Pénurie de Charlie Hebdo en vue dans les kiosques à journaux

FRANCE

HOMMAGE – Tiré mercredi à 3 millions d’exemplaires, l’hebdomadaire Charlie Hebdo ne pourra sans doute pas être livré à temps chez les kiosquiers de Marseille qui s’attendent à un rush de lecteurs.

Sur le kiosque à journaux de Laurent dans le quartier de Notre-Dame-du-Mont, à Marseille, l’affiche est déjà prête. "Plus de Charlie", a-t-il par avance écrit en prévision du rush des demandes de lecteurs pour l’hebdomadaire une semaine après l’attentat dans le journal satirique.

"C’est bien simple, d’habitude j’en vends une douzaine, là j’ai déjà près de 250 commandes de personnes qui veulent l’acheter. Mais je ne m’attends pas à en avoir plus de 30", souligne le kiosquier.

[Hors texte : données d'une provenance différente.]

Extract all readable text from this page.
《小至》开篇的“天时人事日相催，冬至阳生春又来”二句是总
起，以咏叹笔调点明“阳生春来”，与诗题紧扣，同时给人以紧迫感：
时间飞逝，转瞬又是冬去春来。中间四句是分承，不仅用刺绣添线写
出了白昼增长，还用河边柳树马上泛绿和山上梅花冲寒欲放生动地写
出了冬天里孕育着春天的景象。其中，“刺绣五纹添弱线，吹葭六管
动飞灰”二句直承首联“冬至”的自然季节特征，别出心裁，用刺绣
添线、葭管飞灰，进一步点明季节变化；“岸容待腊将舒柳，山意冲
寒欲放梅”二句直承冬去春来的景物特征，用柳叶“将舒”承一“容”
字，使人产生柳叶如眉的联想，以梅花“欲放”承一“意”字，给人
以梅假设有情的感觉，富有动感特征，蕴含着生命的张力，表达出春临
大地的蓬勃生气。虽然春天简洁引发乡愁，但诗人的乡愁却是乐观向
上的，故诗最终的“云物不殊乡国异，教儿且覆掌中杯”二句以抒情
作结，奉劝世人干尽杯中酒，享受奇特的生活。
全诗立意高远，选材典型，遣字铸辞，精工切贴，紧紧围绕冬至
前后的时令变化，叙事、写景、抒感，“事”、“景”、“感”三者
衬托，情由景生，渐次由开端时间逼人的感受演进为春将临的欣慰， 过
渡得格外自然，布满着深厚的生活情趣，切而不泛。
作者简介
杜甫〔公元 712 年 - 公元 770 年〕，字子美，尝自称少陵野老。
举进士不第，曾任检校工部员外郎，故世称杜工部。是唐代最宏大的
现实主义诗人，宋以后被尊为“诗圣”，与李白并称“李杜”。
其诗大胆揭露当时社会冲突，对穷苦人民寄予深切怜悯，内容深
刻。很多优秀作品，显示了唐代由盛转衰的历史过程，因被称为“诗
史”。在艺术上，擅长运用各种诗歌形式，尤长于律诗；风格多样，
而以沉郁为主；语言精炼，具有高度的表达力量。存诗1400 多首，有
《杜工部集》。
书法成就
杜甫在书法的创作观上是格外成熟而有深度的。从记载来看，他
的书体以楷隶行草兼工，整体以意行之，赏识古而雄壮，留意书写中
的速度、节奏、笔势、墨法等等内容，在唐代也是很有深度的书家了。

Même topo chez cet autre Laurent, kiosquier, dans le quartier d’Estrangin qui n’en vendait que 5 d’habitude. "Moi j’ai déjà eu 200 commandes, mais je n’en aurais pas autant mercredi indique-t-il. Une personne qui travaille à la Caisse d’Epargne à côté m’en a même déjà réservé 20 pour lui et ses collègues".

Une vente sur plusieurs jours

Des commandes en prévision du rush des achats de Charlie Hebdo, tiré pour l’occasion à 3 millions d’exemplaires . Problème à Marseille, tout le monde ne pourra pas être servi le jour J. "Ça devrait s’écouler dans les jours qui suivent, prévient Laurent de Notre-Dame-du-Mont. D’habitude, ils en tirent 50 000, comment voulez-vous qu’ils en impriment autant en si peu de temps ?".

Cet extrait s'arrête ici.